Afghan asylum-seeker returns to Germany
August 13, 2018An asylum-seeker who was wrongfully deported from Germany to Afghanistan was flown back to Berlin on Sunday, according to the federal police.
His case was the latest in a series of deportation mishaps in Germany.
The 20-year-old Afghan man was one of 69 people deported on a charter flight from Munich at the start of July. The man, whose initial asylum request was rejected in April 2017, had been waiting on a decision on his appeal before an administrative court in the German town of Greifswald, and should not legally have been deported.
His case came to light two weeks after the deportation. The Federal Office for Migration and Refugees (BAMF) has admitted there was a "procedural error."
"I'm happy to be back in Germany. I hope I may stay here, and I thank you for your great support," the man, identified under Germany's privacy laws only as Nasibullah S., told Norddeutscher Rundfunk shortly after his arrival at Berlin's Tegel Airport.

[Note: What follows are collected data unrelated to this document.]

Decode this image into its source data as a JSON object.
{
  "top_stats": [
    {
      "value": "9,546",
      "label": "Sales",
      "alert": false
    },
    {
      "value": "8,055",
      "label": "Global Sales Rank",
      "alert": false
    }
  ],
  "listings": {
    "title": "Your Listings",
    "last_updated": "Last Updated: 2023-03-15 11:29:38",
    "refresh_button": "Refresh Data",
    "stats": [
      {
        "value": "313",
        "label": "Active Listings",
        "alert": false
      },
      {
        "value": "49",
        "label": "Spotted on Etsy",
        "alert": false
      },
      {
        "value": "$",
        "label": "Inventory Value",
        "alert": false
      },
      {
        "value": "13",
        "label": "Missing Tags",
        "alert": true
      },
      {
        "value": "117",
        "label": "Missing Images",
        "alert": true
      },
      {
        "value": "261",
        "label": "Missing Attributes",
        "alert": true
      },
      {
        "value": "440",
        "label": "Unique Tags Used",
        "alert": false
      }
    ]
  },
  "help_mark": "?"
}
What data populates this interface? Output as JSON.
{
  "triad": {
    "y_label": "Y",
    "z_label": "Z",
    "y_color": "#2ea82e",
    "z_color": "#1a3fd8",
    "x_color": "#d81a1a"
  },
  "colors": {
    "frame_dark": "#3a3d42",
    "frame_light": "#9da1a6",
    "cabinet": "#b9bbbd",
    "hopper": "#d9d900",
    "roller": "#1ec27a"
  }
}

Other recent cases of wrongful deportation
The accused bin Laden body guard
Islamist Sami A. was deported to his native Tunisia in July after nearly two decades in Germany. He was accused of once being a bodyguard to Osama bin Laden. But German law forbids deportation to countries where people may face torture or abuse. A faxed order blocking his deportation was overlooked and he was sent to Tunisia where authorities refused to send him back. On Monday, however, the Kölner Stadt-Anzeiger reported authorities had issued a re-entry ban on the Tunisian. The responsible immigration office in Bochum reportedly issued a tender to block European Schengen states from granting entry to the man on security grounds.
Read more: Tunisians, Germans split over deportation of suspected bin Laden bodyguard
The Ukrainian carer
Ukrainian aged-carer Svitlana K. and her family from the war-ridden city of Donetsk were deported in July. But a judge later overturned this ruling on the basis that she was midway through a training course on aged-care. Germany is facing a drastic shortage of carers.
Read more: 'Who will look after us?' — Germany's ailing elderly care system
The Chinese Uighur
In April, a 22-year-old asylum-seeker from China was wrongfully deported after a faxed court ruling failed to reach local authorities in Bavaria. His lawyer later said he had not heard from his client since his deportation. A member of the mostly Muslim Uighur minority, he faces cultural and religious repression.
Read more: Germany expels Uighur asylum seeker to China 'in error'
The Afghan soldier
In December, a 24-year-old Afghan identified as Haschmatullah F. was brought back to Germany after being wrongfully deported three months earlier. He said he was threatened by the Taliban and almost killed because he worked with the Americans as a soldier. On his return, a court granted him a three-year residence permit and permission to work in Germany.